09. Andai Aku Menyukaimu

18.5K 2K 250
                                    


09. Andai Aku Menyukaimu

***

Tommy menyetir mobilnya dengan kecepatan sedang di tengah turunnya hujan. Jalanan kota malam sedikit padat, namun Tommy masih tetap sabar untuk sampai tujuan. Ia memarkirkan mobilnya di parkiran kelab yang tidak terlalu sering ia datangi. Dengan pakaian serba hitamnya ia berjalan memasuki kelab itu dan mencari teman-temannya. Musik berdentum keras membuat beberapa orang menari dengan santai bersama kelompok-kelompoknya. Setelah menemukan teman-temannya, ia menghampiri salah satu meja di sudut yang terdapat dua orang cewek dan tiga cowok.

"Hey, Bro. Lama juga datengnya," sapa salah satu cowok kepada Tommy.

"Iya, hujan. Biasalah agak macet," balas Tommy dengan kekehan kecil.

"Hey, Tom. Sini duduk." Cewek yang tadi mengirim pesan ke Tommy kini menatapnya dan menepuk sebelahnya, bermaksud untuk menyuruh Tommy duduk di sebelahnya.

"Udah dari tadi di sini?" tanya Tommy yang sudah duduk di sebelah Friska.

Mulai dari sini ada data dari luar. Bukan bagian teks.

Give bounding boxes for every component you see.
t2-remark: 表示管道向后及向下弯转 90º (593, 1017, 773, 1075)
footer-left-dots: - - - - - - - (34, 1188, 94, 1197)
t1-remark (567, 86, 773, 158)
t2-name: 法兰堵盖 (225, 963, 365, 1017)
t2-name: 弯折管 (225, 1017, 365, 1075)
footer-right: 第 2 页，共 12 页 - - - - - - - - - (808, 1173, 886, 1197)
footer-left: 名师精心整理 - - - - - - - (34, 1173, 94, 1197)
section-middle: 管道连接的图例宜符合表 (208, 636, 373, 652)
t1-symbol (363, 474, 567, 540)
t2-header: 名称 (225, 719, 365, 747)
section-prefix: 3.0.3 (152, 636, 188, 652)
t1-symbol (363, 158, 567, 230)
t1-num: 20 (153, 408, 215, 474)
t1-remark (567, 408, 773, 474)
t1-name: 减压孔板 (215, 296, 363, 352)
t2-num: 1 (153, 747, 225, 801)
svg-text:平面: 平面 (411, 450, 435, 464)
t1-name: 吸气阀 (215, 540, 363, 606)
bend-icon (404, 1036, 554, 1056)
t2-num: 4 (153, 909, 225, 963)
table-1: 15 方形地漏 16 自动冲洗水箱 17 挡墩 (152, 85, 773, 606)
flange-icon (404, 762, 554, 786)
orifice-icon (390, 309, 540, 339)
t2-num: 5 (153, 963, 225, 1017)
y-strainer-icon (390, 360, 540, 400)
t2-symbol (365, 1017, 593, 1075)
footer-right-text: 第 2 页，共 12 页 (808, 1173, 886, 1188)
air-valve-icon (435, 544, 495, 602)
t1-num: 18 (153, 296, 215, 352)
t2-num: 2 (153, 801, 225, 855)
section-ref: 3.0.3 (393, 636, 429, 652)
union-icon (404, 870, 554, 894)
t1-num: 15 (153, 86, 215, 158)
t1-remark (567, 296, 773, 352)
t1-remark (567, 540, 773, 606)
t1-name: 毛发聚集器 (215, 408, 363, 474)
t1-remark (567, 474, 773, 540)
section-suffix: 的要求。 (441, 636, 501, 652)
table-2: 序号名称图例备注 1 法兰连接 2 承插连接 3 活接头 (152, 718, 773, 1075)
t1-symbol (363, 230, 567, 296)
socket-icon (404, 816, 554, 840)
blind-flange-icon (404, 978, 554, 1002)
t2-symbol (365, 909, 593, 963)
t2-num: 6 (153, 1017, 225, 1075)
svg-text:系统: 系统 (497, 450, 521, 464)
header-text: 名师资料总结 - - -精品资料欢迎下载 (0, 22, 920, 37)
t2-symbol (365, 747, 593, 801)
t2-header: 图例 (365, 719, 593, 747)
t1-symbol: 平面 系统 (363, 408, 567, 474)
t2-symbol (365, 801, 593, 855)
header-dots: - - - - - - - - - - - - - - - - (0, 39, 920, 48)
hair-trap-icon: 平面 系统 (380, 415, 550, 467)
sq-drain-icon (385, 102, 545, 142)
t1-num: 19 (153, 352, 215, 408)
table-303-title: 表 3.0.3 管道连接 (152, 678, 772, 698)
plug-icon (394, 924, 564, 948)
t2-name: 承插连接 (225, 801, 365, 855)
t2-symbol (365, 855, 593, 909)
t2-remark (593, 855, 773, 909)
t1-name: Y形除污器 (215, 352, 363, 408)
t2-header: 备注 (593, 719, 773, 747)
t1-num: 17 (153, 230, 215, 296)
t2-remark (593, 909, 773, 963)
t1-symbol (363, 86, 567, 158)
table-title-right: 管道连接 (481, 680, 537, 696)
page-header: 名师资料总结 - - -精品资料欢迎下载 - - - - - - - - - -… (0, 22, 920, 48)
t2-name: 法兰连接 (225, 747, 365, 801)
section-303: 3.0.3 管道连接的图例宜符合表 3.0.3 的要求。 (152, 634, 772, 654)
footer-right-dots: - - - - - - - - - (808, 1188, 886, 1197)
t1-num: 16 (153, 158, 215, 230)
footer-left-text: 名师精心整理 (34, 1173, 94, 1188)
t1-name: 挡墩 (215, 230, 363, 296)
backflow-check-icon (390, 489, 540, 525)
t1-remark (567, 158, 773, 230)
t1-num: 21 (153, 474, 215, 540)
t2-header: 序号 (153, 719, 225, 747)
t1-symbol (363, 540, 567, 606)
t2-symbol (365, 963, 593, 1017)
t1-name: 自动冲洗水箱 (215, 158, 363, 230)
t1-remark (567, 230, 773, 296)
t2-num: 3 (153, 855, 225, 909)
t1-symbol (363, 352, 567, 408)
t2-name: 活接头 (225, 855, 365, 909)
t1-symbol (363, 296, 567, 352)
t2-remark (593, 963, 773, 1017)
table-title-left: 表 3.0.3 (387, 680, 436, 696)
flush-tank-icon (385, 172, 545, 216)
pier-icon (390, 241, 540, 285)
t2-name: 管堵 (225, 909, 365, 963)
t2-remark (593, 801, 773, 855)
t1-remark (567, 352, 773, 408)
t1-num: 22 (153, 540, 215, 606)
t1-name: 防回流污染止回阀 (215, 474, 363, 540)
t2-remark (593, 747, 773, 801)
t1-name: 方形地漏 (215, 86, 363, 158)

"Baru sejam, lah," balas Friska. "Lo lagi senggang, ya? Biasa juga gue ajak ketemuan lo nggak bisa."

"Iya, lagi nggak ngapa-ngapain, sih. Kalo gue nggak bisa ketemu lo itu karena gue ada jadwal kumpul sama anak Fatal."

Friska menganggukan kepalanya mengerti. "Mau minum?" tanyanya.

Tommy melihat gelas berisi alkohol. Biasanya ia akan minum, tapi entah mengapa malam ini ia tidak ingin. Seperti ada sesuatu yang menghambatnya untuk melakukan hal yang biasa ia senangi. Dengan ramah Tommy menolak tawaran gadis itu.

"Nggak deh untuk malam ini."

Friska mengernyitkan keningnya karena Tommy terasa aneh malam ini. "Biasanya lo ngerokok, nggak ngerokok lagi?" tanyanya.

"Masih."

Tommy mengedarkan pandangannya. Ia merasa hampa, tidak ada hal bagus yang bisa dilakukannya di tempat ini. Namun, kebisingan di kelab cukup menghibur dirinya yang kesepian dan penat karena aturan dari ayahnya.

Merasa rambutnya seperti ada yang menyentuh, sontak Tommy menoleh ke Friska yang ternyata sedang memainkan rambut pirangnya. Tangan Friska ditepis pelan membuat gadis itu terkejut sekaligus bingung.

"Sorry, gue nggak suka rambut gue disentuh orang." Tommy berujar menatap Friska lalu menoleh ke depan lagi.

"Oh, sorry, Tom. Gue nggak tahu." Friska membalas ragu dan Tommy hanya diam tanpa mengubris.

Ia merasa aneh dengan dirinya. Yang dapat menyentuh rambutnya biasa hanyalah orangtuanya dan tukang potong rambut langganannya. Teman-temannya saja tidak ia biarkan untuk menyentuh rambutnya. Namun, ia teringat kala di mana Ellen pernah menyentuh rambutnya bahkan menyisirnya untuk merapikan. Ia tersenyum kecil, bukan karena mengingat kejadian itu namun karena tanpa sadar ia telah mengizinkan orang baru untuk menyentuh rambutnya.

Tommy melirik arloji hitam di pergelangan kirinya. Sudah pukul 21.05 malam. Ia berpikir akan pulang satu jam lagi. Bosan. Itulah yang ia rasakan jika tidak Fatal bersamanya. Kini pandangannya melihat ke arah bar kecil sebelah kiri. Kedua matanya berusaha melihat dengan jelas seseorang yang sepertinya ia kenal. Bukan, sepertinya melainkan ia memang mengenalnya.

Tanpa diduga, orang yang ia tatap kini menatapnya dengan tatapan terkejut. Tommy tak melepaskan pandangannya dari gadis yang kini melihatnya. Teman gadis itu menunjuk ke arah di mana Tommy duduk dan keduanya melangkah mendekati.

"Tom, lo di sini juga? Wah, kebetulan banget." Teman Ellen menyapa antusias.

Ellen hanya melihat Tommy dengan diam, tak lupa juga ia menatap gadis yang duduk di sebelah Tommy dengan sebelah tangan di bahu cowok itu. Tampak dekat.